Giordano Dance Chicago, formerly Giordano Jazz Dance Chicago and Gus Giordano's Jazz Dance Chicago, is a jazz dance company based in Chicago, Illinois. Founded by Gus Giordano in 1963 as Dance Incorporated Chicago, it has toured worldwide, including as the first jazz dance company in the Soviet Union in 1974. The company has received widespread critical acclaim, and is said to have been the first jazz dance company.

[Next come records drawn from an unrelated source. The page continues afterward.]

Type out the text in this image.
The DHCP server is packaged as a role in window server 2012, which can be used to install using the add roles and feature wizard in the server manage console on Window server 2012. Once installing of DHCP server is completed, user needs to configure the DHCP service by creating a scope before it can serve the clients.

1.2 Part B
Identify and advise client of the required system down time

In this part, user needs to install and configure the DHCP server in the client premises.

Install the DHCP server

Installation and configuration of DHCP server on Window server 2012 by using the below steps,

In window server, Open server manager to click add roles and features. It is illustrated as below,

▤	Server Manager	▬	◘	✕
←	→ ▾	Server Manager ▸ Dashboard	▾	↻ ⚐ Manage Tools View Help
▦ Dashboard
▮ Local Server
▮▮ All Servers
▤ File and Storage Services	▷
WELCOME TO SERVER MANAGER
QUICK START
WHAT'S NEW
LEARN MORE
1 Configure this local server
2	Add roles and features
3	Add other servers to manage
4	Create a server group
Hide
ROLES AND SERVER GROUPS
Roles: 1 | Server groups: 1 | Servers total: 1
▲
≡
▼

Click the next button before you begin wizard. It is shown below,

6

The company comprises ten dancers as well as an apprentice company, Giordano II. Its repertoire includes Giordano's works as well as pieces by Mia Michaels, Peter Chu, Ray Leeper, Roni Koresh, and Rennie Harris. Gus's daughter, Nan Giordano is Artistic Director, and Michael McStraw is Executive Director.

==History==
Broadway performer Gus Giordano founded the company as Dance Incorporated Chicago in 1963. After giving a performance for the visiting Bolshoi Ballet, the company was invited to tour the Soviet Union in 1974. The company has since performed around Europe, the Americas, Turkey, and Japan.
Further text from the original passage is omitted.